The State Government said plans for an underpass were approved by Transport Minister Tom Koutsantonis and the Development Assessment Commission last week.
Work is expected to begin on the 4m wide by 30m long underpass later this month.
The underpass will replace an existing overpass, which will be removed because of work associated with the electrification of the Seaford line.
Marion resident Samantha Kerr said she was "angry and disappointed" at the decision as it went against the wishes of the community.
"We were expecting a different result, especially as so many people came together to show their opposition to the underpass," Ms Kerr said.

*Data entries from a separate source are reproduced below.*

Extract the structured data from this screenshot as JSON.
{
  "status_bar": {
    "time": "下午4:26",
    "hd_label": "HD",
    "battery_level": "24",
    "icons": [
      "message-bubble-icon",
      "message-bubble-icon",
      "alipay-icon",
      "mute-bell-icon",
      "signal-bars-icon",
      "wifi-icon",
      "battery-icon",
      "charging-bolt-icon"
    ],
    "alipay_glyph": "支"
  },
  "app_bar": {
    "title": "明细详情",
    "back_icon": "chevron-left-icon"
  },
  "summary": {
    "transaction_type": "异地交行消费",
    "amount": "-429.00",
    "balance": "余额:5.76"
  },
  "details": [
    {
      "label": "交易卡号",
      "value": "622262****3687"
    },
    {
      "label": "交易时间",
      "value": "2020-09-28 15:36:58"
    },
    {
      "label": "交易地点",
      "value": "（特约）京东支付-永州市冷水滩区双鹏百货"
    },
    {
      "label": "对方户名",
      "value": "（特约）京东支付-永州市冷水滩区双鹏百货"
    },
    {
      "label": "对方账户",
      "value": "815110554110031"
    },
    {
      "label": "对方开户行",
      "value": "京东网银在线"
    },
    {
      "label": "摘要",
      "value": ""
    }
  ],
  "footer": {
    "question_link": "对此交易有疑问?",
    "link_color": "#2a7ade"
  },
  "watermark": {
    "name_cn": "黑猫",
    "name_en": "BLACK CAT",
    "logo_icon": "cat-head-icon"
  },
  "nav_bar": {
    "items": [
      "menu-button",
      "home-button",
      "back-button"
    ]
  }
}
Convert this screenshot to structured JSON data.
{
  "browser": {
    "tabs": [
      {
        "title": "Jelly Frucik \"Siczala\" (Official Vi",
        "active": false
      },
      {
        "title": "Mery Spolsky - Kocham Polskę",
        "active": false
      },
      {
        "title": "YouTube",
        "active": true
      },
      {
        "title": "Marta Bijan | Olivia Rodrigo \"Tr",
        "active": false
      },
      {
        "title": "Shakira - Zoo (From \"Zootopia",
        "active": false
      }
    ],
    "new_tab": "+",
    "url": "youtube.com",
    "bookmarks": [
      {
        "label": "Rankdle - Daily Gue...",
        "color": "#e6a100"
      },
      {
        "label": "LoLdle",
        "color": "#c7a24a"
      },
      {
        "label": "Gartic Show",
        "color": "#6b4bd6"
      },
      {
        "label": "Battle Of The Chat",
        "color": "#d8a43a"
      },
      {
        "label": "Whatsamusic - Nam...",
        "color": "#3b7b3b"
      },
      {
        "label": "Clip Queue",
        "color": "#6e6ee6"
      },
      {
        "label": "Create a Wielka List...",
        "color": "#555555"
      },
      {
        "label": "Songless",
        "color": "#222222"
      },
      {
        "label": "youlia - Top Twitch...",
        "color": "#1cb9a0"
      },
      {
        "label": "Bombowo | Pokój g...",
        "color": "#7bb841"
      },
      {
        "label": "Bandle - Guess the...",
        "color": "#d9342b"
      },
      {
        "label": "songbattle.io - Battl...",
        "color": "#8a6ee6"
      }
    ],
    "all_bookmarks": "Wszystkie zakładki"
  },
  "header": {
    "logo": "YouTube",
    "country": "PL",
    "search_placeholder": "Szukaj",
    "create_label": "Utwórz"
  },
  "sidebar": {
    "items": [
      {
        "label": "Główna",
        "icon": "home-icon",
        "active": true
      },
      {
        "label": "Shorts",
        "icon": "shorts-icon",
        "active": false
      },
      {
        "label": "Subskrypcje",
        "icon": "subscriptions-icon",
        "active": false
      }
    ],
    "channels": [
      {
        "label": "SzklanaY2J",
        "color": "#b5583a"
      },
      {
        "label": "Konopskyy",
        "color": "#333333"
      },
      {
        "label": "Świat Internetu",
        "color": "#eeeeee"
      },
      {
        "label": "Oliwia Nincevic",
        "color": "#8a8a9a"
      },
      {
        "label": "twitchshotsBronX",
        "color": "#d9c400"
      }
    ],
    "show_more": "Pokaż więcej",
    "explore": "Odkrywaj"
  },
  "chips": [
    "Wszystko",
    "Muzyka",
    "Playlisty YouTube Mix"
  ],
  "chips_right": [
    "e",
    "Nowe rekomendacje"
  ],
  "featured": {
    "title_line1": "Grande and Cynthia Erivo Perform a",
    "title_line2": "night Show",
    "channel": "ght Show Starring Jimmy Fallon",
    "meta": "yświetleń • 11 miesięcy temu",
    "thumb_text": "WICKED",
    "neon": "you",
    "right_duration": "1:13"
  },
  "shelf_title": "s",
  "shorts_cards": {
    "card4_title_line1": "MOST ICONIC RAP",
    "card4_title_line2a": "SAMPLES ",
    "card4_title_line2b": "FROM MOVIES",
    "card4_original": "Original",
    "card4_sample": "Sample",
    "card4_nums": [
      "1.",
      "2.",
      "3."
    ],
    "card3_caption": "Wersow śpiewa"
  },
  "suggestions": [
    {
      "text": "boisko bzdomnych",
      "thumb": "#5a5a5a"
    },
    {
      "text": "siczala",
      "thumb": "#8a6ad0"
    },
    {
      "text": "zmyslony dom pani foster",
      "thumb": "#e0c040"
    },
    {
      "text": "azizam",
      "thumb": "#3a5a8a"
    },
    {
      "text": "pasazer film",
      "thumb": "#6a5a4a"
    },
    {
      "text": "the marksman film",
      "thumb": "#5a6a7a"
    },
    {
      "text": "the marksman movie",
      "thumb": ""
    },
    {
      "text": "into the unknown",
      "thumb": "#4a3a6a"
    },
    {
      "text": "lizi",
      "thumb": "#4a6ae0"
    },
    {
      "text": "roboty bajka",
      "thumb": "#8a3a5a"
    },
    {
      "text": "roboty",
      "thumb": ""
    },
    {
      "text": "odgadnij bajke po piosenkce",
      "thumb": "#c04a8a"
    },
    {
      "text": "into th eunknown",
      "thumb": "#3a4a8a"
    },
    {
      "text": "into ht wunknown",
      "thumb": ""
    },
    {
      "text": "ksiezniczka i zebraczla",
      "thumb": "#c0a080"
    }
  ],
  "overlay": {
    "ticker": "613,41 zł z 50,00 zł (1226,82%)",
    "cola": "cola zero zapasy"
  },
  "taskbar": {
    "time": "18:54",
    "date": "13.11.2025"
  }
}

She said the community was united in its opposition to the underpass, over safety concerns and fears it would attract vandalism and criminal behaviour.
"We were told the underpass would be put on hold pending a review but it is difficult to see that what we've said has been listened to or taken into consideration,'' she said.
"We are not just a couple of residents, it was hundreds of residents, the head of Westminster School, the local member Pat Conlon and Marion Council."
Mr Koutsantonis said safety of commuters was behind the final decision.
"In choosing the design approved by the Development Assessment Commission, we have at
all times stressed that the highest priority is the safety of rail customers, staff and the public," Mr Koutsantonis said.
"I am confident the approved design is the best and safest solution for this location.
"Grade separation removes the possibility of pedestrians and trains being at the same time
and space where a collision is physically possible."
The government was forced to put its underpass plan on hold in June after a groundswell of opposition from nearby residents who wanted electronic gates, similar to those at the Oaklands Railway Station.
Westminster School argued for a replacement of the overpass, and Marion Council's preferred option was electronic gates and an underpass.